Active Directory User Provisioning

User provisioning & overprovisioning

In Active Directory, user provisioning refers to the creation of user accounts and the assigning of resources to those accounts.

This sounds simple enough but implies a lot of time consuming manual labor and errors. It’s the networking equivalent of paying an opera soprano to peel oranges. Admins were not born to do this.

The solution? PowerShell scripts or, better still, automation tools do all the hard work at the click of a mouse. Even so, where you have provisioning you inevitably have the possibility of overprovisioning. This could mean that more users have been created than are necessary, or that users have been assigned finite resources such as disk space in a wasteful way.

This may result in a formal condition known as Active Directory dystopia: where admins think users have been overprovisioned while the users believe the opposite. Everybody is miserable.

User deprovisioning

Hand-in-hand with provisioning and arguably more important, is user deprovisioning. It sounds a bit negative – removing a user or resource from Active Directory and revoking permissions – but good directory management depends on it being done well every time.
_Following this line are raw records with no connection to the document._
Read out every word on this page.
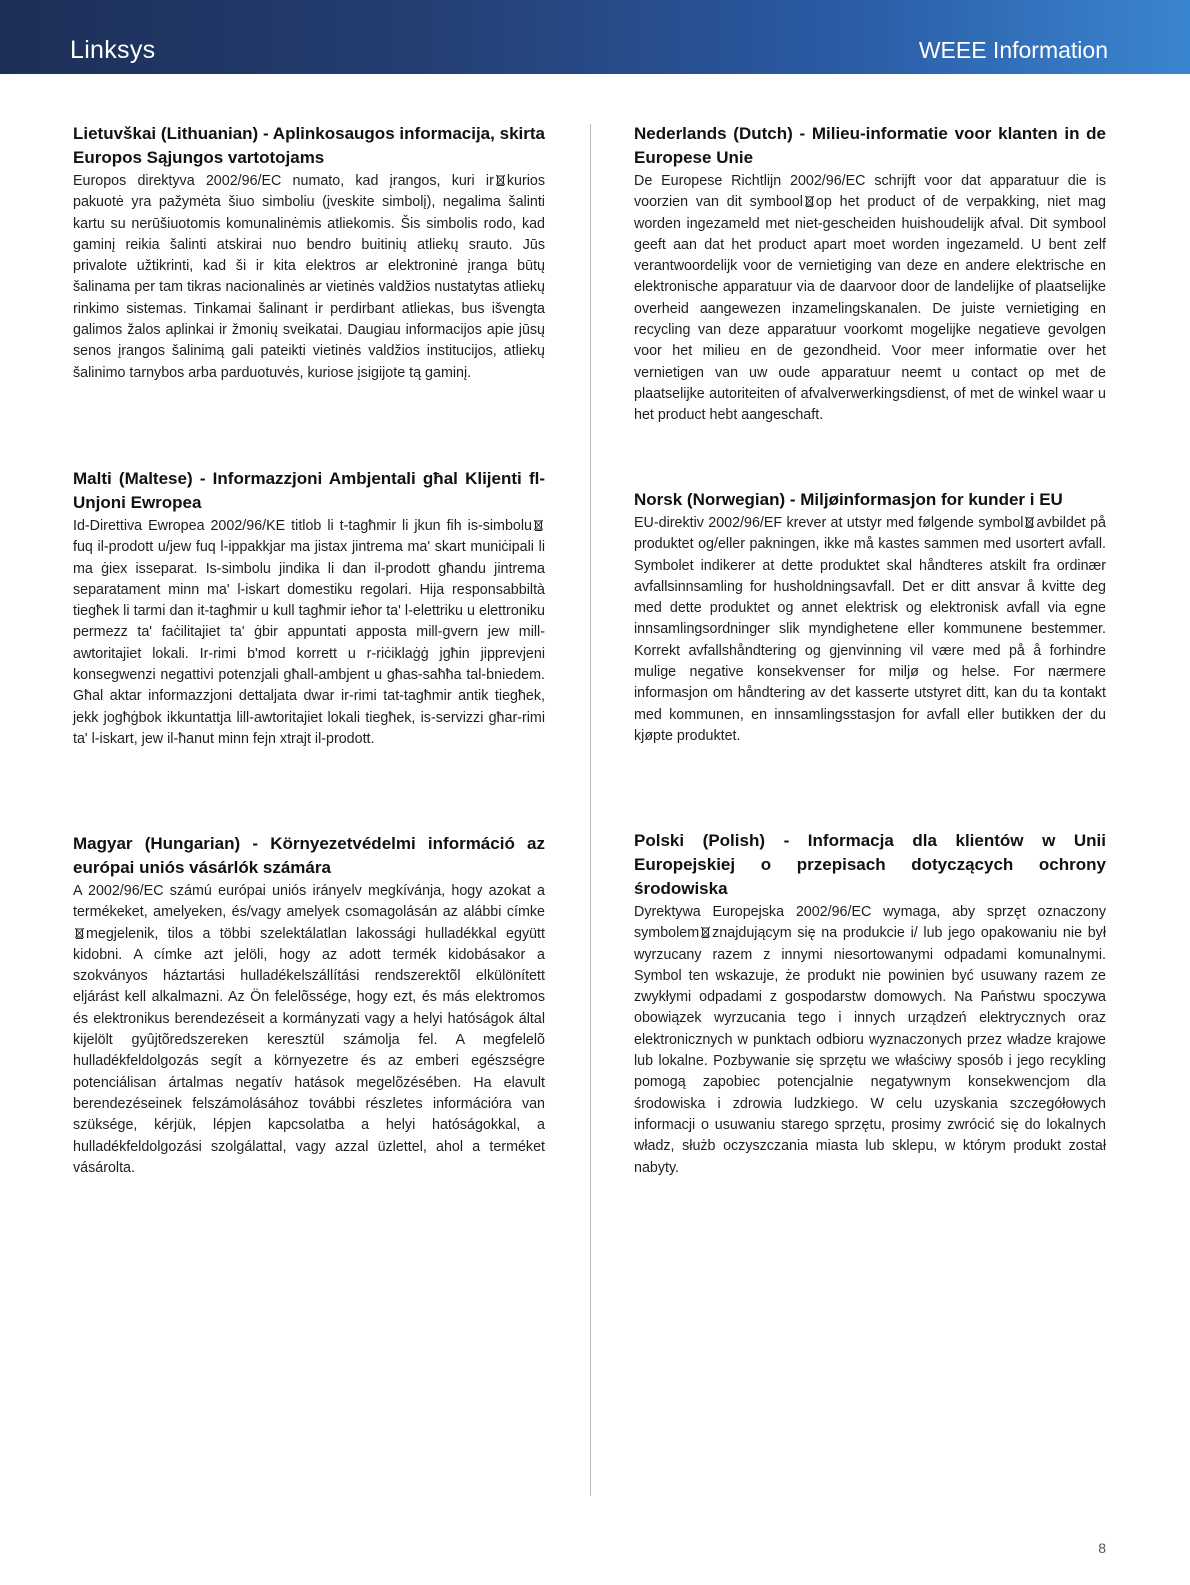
Linksys	WEEE Information
Lietuvškai (Lithuanian) - Aplinkosaugos informacija, skirta Europos Sąjungos vartotojams

Europos direktyva 2002/96/EC numato, kad įrangos, kuri ir kurios pakuotė yra pažymėta šiuo simboliu (įveskite simbolį), negalima šalinti kartu su nerūšiuotomis komunalinėmis atliekomis. Šis simbolis rodo, kad gaminį reikia šalinti atskirai nuo bendro buitinių atliekų srauto. Jūs privalote užtikrinti, kad ši ir kita elektros ar elektroninė įranga būtų šalinama per tam tikras nacionalinės ar vietinės valdžios nustatytas atliekų rinkimo sistemas. Tinkamai šalinant ir perdirbant atliekas, bus išvengta galimos žalos aplinkai ir žmonių sveikatai. Daugiau informacijos apie jūsų senos įrangos šalinimą gali pateikti vietinės valdžios institucijos, atliekų šalinimo tarnybos arba parduotuvės, kuriose įsigijote tą gaminį.

Malti (Maltese) - Informazzjoni Ambjentali għal Klijenti fl-Unjoni Ewropea

Id-Direttiva Ewropea 2002/96/KE titlob li t-tagħmir li jkun fih is-simbolufuq il-prodott u/jew fuq l-ippakkjar ma jistax jintrema ma' skart muniċipali li ma ġiex isseparat. Is-simbolu jindika li dan il-prodott għandu jintrema separatament minn ma' l-iskart domestiku regolari. Hija responsabbiltà tiegħek li tarmi dan it-tagħmir u kull tagħmir ieħor ta' l-elettriku u elettroniku permezz ta' faċilitajiet ta' ġbir appuntati apposta mill-gvern jew mill-awtoritajiet lokali. Ir-rimi b'mod korrett u r-riċiklaġġ jgħin jipprevjeni konsegwenzi negattivi potenzjali għall-ambjent u għas-saħħa tal-bniedem. Għal aktar informazzjoni dettaljata dwar ir-rimi tat-tagħmir antik tiegħek, jekk jogħġbok ikkuntattja lill-awtoritajiet lokali tiegħek, is-servizzi għar-rimi ta' l-iskart, jew il-ħanut minn fejn xtrajt il-prodott.

Magyar (Hungarian) - Környezetvédelmi információ az európai uniós vásárlók számára

A 2002/96/EC számú európai uniós irányelv megkívánja, hogy azokat a termékeket, amelyeken, és/vagy amelyek csomagolásán az alábbi címkemegjelenik, tilos a többi szelektálatlan lakossági hulladékkal együtt kidobni. A címke azt jelöli, hogy az adott termék kidobásakor a szokványos háztartási hulladékelszállítási rendszerektõl elkülönített eljárást kell alkalmazni. Az Ön felelõssége, hogy ezt, és más elektromos és elektronikus berendezéseit a kormányzati vagy a helyi hatóságok által kijelölt gyûjtõredszereken keresztül számolja fel. A megfelelõ hulladékfeldolgozás segít a környezetre és az emberi egészségre potenciálisan ártalmas negatív hatások megelõzésében. Ha elavult berendezéseinek felszámolásához további részletes információra van szüksége, kérjük, lépjen kapcsolatba a helyi hatóságokkal, a hulladékfeldolgozási szolgálattal, vagy azzal üzlettel, ahol a terméket vásárolta.

Nederlands (Dutch) - Milieu-informatie voor klanten in de Europese Unie

De Europese Richtlijn 2002/96/EC schrijft voor dat apparatuur die is voorzien van dit symbool op het product of de verpakking, niet mag worden ingezameld met niet-gescheiden huishoudelijk afval. Dit symbool geeft aan dat het product apart moet worden ingezameld. U bent zelf verantwoordelijk voor de vernietiging van deze en andere elektrische en elektronische apparatuur via de daarvoor door de landelijke of plaatselijke overheid aangewezen inzamelingskanalen. De juiste vernietiging en recycling van deze apparatuur voorkomt mogelijke negatieve gevolgen voor het milieu en de gezondheid. Voor meer informatie over het vernietigen van uw oude apparatuur neemt u contact op met de plaatselijke autoriteiten of afvalverwerkingsdienst, of met de winkel waar u het product hebt aangeschaft.

Norsk (Norwegian) - Miljøinformasjon for kunder i EU

EU-direktiv 2002/96/EF krever at utstyr med følgende symbol avbildet på produktet og/eller pakningen, ikke må kastes sammen med usortert avfall. Symbolet indikerer at dette produktet skal håndteres atskilt fra ordinær avfallsinnsamling for husholdningsavfall. Det er ditt ansvar å kvitte deg med dette produktet og annet elektrisk og elektronisk avfall via egne innsamlingsordninger slik myndighetene eller kommunene bestemmer. Korrekt avfallshåndtering og gjenvinning vil være med på å forhindre mulige negative konsekvenser for miljø og helse. For nærmere informasjon om håndtering av det kasserte utstyret ditt, kan du ta kontakt med kommunen, en innsamlingsstasjon for avfall eller butikken der du kjøpte produktet.

Polski (Polish) - Informacja dla klientów w Unii Europejskiej o przepisach dotyczących ochrony środowiska

Dyrektywa Europejska 2002/96/EC wymaga, aby sprzęt oznaczony symbolem znajdującym się na produkcie i/ lub jego opakowaniu nie był wyrzucany razem z innymi niesortowanymi odpadami komunalnymi. Symbol ten wskazuje, że produkt nie powinien być usuwany razem ze zwykłymi odpadami z gospodarstw domowych. Na Państwu spoczywa obowiązek wyrzucania tego i innych urządzeń elektrycznych oraz elektronicznych w punktach odbioru wyznaczonych przez władze krajowe lub lokalne. Pozbywanie się sprzętu we właściwy sposób i jego recykling pomogą zapobiec potencjalnie negatywnym konsekwencjom dla środowiska i zdrowia ludzkiego. W celu uzyskania szczegółowych informacji o usuwaniu starego sprzętu, prosimy zwrócić się do lokalnych władz, służb oczyszczania miasta lub sklepu, w którym produkt został nabyty.

8
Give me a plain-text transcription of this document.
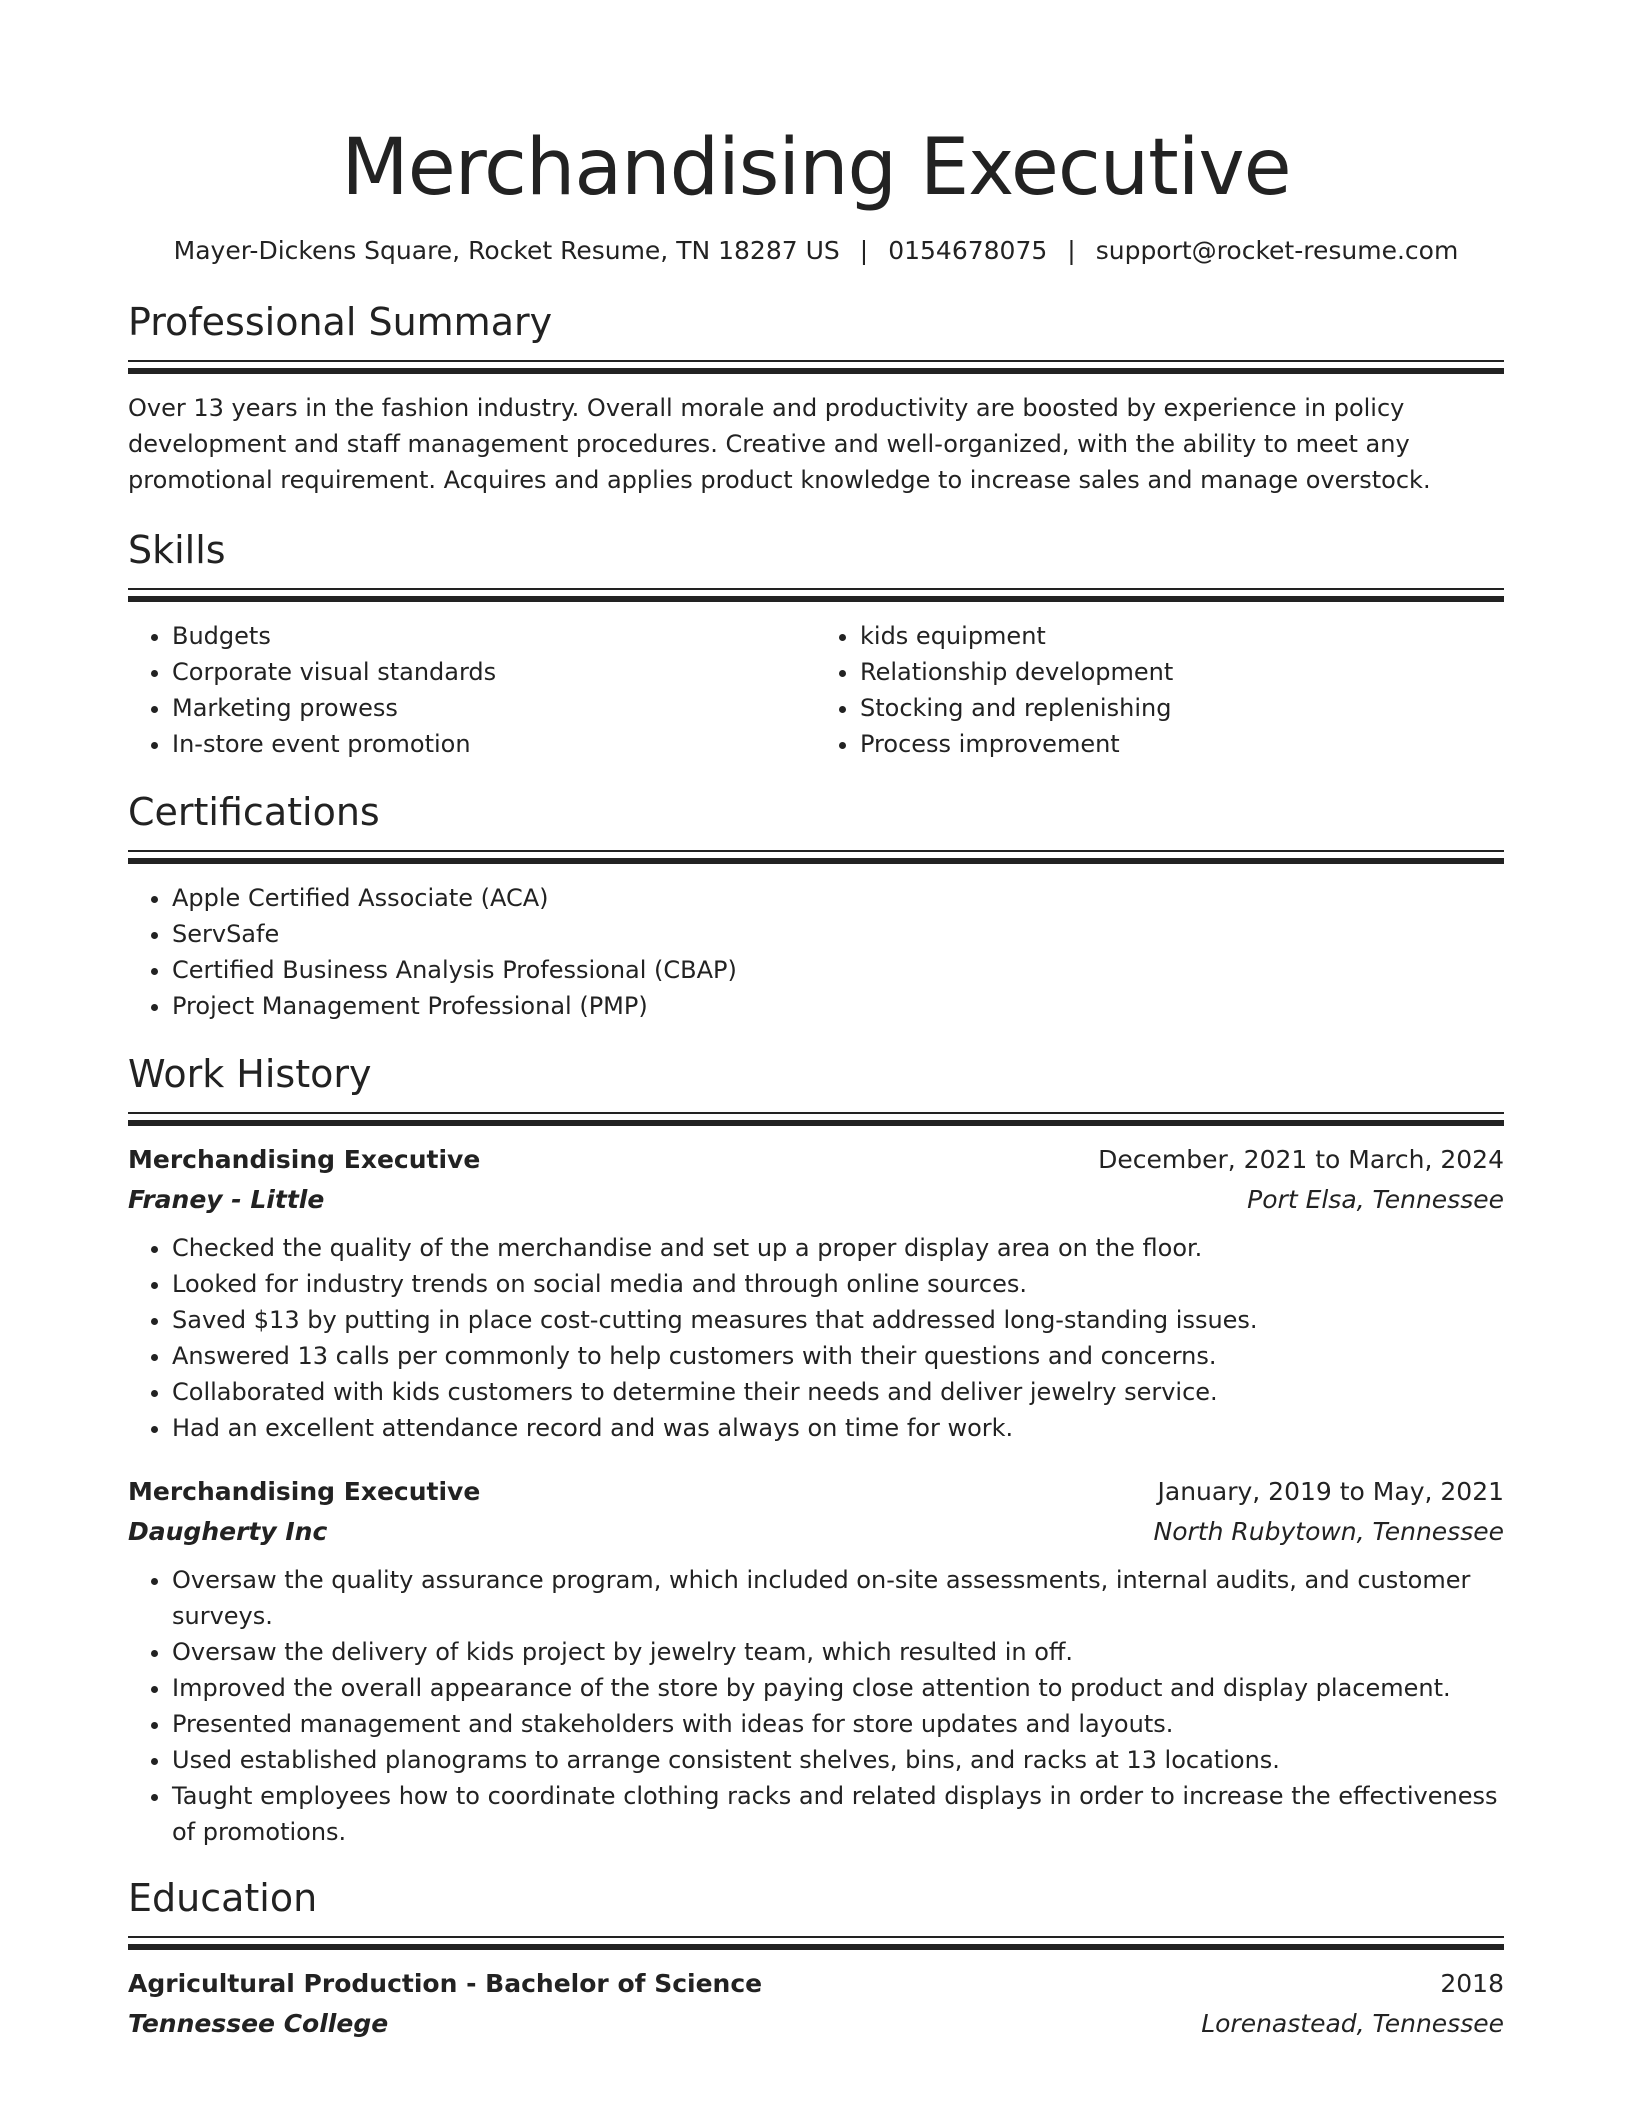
Merchandising Executive
Mayer-Dickens Square, Rocket Resume, TN 18287 US | 0154678075 | support@rocket-resume.com
Professional Summary
Over 13 years in the fashion industry. Overall morale and productivity are boosted by experience in policy development and staff management procedures. Creative and well-organized, with the ability to meet any promotional requirement. Acquires and applies product knowledge to increase sales and manage overstock.
Skills
• Budgets
• Corporate visual standards
• Marketing prowess
• In-store event promotion
• kids equipment
• Relationship development
• Stocking and replenishing
• Process improvement
Certifications
• Apple Certified Associate (ACA)
• ServSafe
• Certified Business Analysis Professional (CBAP)
• Project Management Professional (PMP)
Work History
Merchandising Executive	December, 2021 to March, 2024
Franey - Little	Port Elsa, Tennessee
• Checked the quality of the merchandise and set up a proper display area on the floor.
• Looked for industry trends on social media and through online sources.
• Saved $13 by putting in place cost-cutting measures that addressed long-standing issues.
• Answered 13 calls per commonly to help customers with their questions and concerns.
• Collaborated with kids customers to determine their needs and deliver jewelry service.
• Had an excellent attendance record and was always on time for work.
Merchandising Executive	January, 2019 to May, 2021
Daugherty Inc	North Rubytown, Tennessee
• Oversaw the quality assurance program, which included on-site assessments, internal audits, and customer surveys.
• Oversaw the delivery of kids project by jewelry team, which resulted in off.
• Improved the overall appearance of the store by paying close attention to product and display placement.
• Presented management and stakeholders with ideas for store updates and layouts.
• Used established planograms to arrange consistent shelves, bins, and racks at 13 locations.
• Taught employees how to coordinate clothing racks and related displays in order to increase the effectiveness of promotions.
Education
Agricultural Production - Bachelor of Science	2018
Tennessee College	Lorenastead, Tennessee
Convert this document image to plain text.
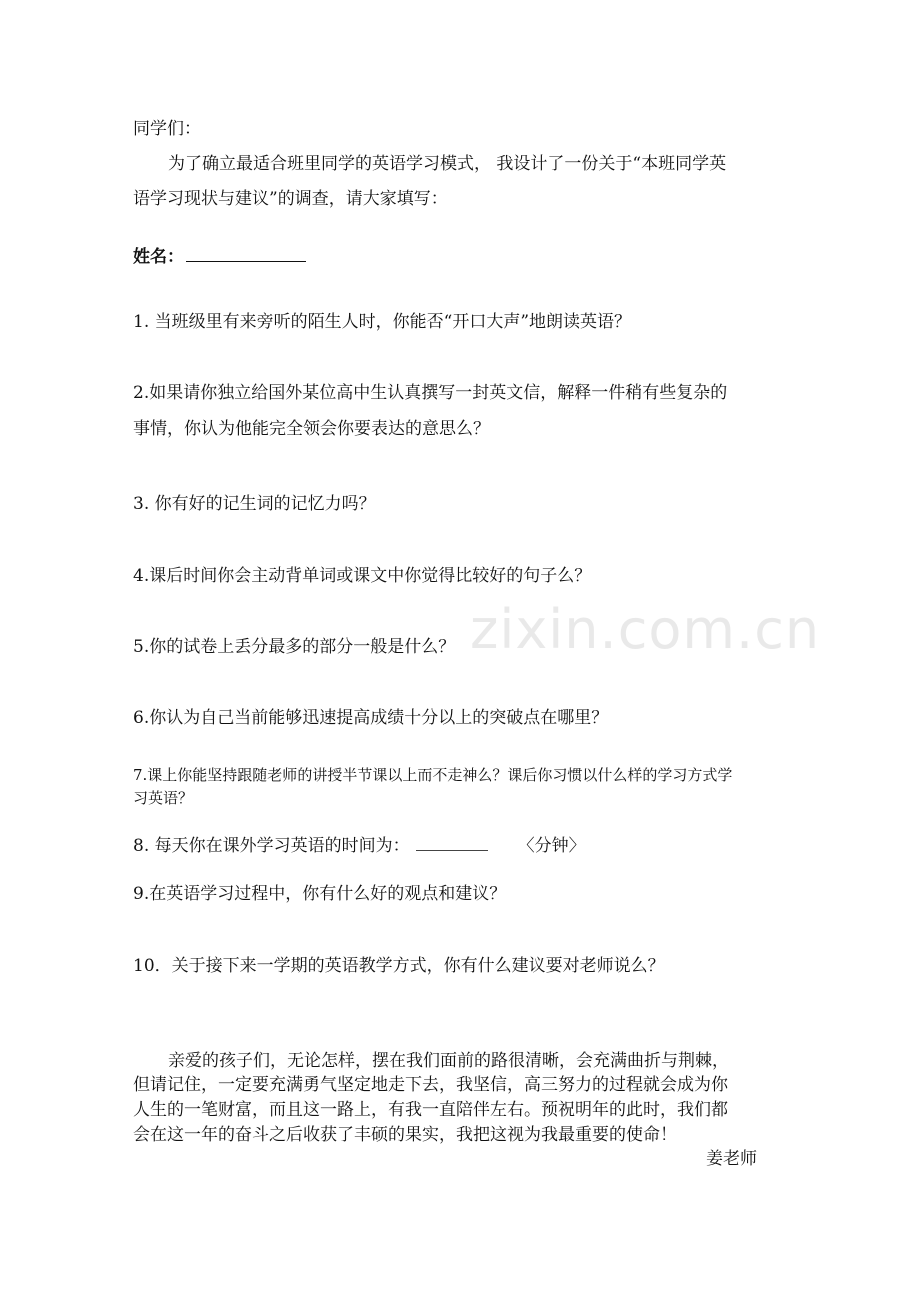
同学们：
为了确立最适合班里同学的英语学习模式， 我设计了一份关于“本班同学英
语学习现状与建议”的调查，请大家填写：
姓名：
1. 当班级里有来旁听的陌生人时，你能否“开口大声”地朗读英语？
2.如果请你独立给国外某位高中生认真撰写一封英文信，解释一件稍有些复杂的
事情，你认为他能完全领会你要表达的意思么？
3. 你有好的记生词的记忆力吗？
4.课后时间你会主动背单词或课文中你觉得比较好的句子么？
5.你的试卷上丢分最多的部分一般是什么？
6.你认为自己当前能够迅速提高成绩十分以上的突破点在哪里？
7.课上你能坚持跟随老师的讲授半节课以上而不走神么？课后你习惯以什么样的学习方式学
习英语？
8. 每天你在课外学习英语的时间为：	〈分钟〉
9.在英语学习过程中，你有什么好的观点和建议？
10．关于接下来一学期的英语教学方式，你有什么建议要对老师说么？
亲爱的孩子们，无论怎样，摆在我们面前的路很清晰，会充满曲折与荆棘，
但请记住，一定要充满勇气坚定地走下去，我坚信，高三努力的过程就会成为你
人生的一笔财富，而且这一路上，有我一直陪伴左右。预祝明年的此时，我们都
会在这一年的奋斗之后收获了丰硕的果实，我把这视为我最重要的使命！
姜老师
zixin.com.cn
Users are born, they live for a while and eventually they expire, figuratively speaking. The same applies to computers. As with provisioning, deprovisioning can be done manually, and sometimes is in smaller organizations where someone leaves under a dark shadow and the deprovisioning needs to happen quickly. In large organizations, this is handled by automated tools as directed by HR.

Lesson to take away: Getting deprovisioning wrong is one way to create a lot of unnecessary security risk.